Date Posted: Wednesday, May 24th, 2017

During the last year of the American Civil War, the main Union and Confederate armies in Virginia were engaged in trench warfare, a method of combat that was far different from the first three years of the conflict. On Saturday, June 3, at 10:30 a.m. the Delaware Public Archives will host a program presented by Dr. Steven E. Sodergren of Norwich University that will examine the experiences of soldiers in the Army of the Potomac, including several Delawareans, during the last year of the Civil War. What motivated these men to see the conflict through to victory and how did these soldiers react to the escalating bloodshed of the war? The program will also focus on how Americans adapted to the changing forms of warfare during this era.

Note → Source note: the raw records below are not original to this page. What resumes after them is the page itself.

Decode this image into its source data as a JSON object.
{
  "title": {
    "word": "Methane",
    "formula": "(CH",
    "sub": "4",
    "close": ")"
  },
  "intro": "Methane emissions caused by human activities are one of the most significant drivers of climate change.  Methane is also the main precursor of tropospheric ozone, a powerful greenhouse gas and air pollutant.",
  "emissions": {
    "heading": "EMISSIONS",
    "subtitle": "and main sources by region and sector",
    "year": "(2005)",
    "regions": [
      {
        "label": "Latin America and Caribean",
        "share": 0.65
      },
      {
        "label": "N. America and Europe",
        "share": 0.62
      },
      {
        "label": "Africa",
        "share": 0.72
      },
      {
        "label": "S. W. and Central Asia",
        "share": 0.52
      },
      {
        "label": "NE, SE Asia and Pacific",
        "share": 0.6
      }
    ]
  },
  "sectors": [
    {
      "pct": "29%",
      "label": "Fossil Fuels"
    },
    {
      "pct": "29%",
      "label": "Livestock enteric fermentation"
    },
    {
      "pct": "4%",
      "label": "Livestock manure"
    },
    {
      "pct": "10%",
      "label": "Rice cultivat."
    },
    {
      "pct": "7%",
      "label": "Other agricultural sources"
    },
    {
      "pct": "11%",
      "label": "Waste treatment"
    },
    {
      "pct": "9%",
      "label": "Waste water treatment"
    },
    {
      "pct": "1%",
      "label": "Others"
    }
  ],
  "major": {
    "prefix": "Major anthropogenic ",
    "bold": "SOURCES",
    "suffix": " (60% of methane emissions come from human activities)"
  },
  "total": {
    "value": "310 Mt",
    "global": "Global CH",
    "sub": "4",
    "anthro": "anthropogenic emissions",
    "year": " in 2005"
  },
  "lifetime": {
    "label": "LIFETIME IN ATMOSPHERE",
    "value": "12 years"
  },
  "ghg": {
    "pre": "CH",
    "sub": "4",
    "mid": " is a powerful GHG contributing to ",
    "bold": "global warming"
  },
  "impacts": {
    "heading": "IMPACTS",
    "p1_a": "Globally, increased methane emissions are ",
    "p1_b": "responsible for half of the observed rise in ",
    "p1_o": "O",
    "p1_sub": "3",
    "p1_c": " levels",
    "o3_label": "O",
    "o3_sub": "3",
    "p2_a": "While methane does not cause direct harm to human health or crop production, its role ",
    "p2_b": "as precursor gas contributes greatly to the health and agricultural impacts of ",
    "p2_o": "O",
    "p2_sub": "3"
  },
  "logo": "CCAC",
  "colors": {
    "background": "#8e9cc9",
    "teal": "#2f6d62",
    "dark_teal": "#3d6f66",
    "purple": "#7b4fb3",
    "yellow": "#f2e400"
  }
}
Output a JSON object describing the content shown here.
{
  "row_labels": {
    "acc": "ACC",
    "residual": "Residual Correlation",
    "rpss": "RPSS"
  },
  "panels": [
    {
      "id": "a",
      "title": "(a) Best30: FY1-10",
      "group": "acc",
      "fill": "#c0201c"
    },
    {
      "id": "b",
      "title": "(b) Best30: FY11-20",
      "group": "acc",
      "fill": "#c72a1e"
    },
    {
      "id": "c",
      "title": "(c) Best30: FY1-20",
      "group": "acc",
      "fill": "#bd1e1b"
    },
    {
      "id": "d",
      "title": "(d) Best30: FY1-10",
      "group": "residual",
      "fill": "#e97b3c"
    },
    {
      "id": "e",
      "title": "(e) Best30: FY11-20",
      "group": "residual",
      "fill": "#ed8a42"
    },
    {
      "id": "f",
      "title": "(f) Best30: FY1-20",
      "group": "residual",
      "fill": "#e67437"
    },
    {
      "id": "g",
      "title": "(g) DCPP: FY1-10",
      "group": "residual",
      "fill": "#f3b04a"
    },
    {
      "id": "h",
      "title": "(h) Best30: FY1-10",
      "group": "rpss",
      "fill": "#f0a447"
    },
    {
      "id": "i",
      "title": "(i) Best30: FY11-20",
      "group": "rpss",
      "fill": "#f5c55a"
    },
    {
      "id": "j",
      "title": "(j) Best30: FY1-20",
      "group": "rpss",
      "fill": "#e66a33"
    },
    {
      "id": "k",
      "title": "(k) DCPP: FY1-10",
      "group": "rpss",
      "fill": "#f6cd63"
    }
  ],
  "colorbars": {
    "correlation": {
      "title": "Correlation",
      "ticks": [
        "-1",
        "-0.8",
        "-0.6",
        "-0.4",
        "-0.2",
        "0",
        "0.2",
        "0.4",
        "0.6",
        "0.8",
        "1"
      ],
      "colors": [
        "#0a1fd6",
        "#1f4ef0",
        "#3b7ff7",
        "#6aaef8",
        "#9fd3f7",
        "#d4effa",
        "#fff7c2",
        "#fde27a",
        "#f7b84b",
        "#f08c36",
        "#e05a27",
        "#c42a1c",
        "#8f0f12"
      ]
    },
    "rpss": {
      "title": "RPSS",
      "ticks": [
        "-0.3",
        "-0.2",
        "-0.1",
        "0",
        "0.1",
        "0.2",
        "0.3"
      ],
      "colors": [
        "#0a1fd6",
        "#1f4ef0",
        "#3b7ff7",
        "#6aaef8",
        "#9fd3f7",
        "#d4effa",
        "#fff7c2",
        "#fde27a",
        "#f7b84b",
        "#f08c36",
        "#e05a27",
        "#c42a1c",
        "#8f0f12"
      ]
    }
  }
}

Steven E. Sodergren earned his doctorate in American and Military history from the University of Kansas in May 2006. While in graduate school, he received a General Matthew Ridgeway Research Grant from the Military History Institute in Carlisle, Pennsylvania and a Dissertation Fellowship from the U.S. Army Center of Military History for his work on combat soldiers in the American Civil War. Sodergren is currently Associate Professor of History at Norwich University in Northfield, Vermont and Coordinator of the Studies in War and Peace degree program there. Sodergren’s first book, The Army of the Potomac in the Overland and Petersburg Campaigns: Union Soldiers and Trench Warfare, 1864-65, will be published by Louisiana State University Press in June 2017.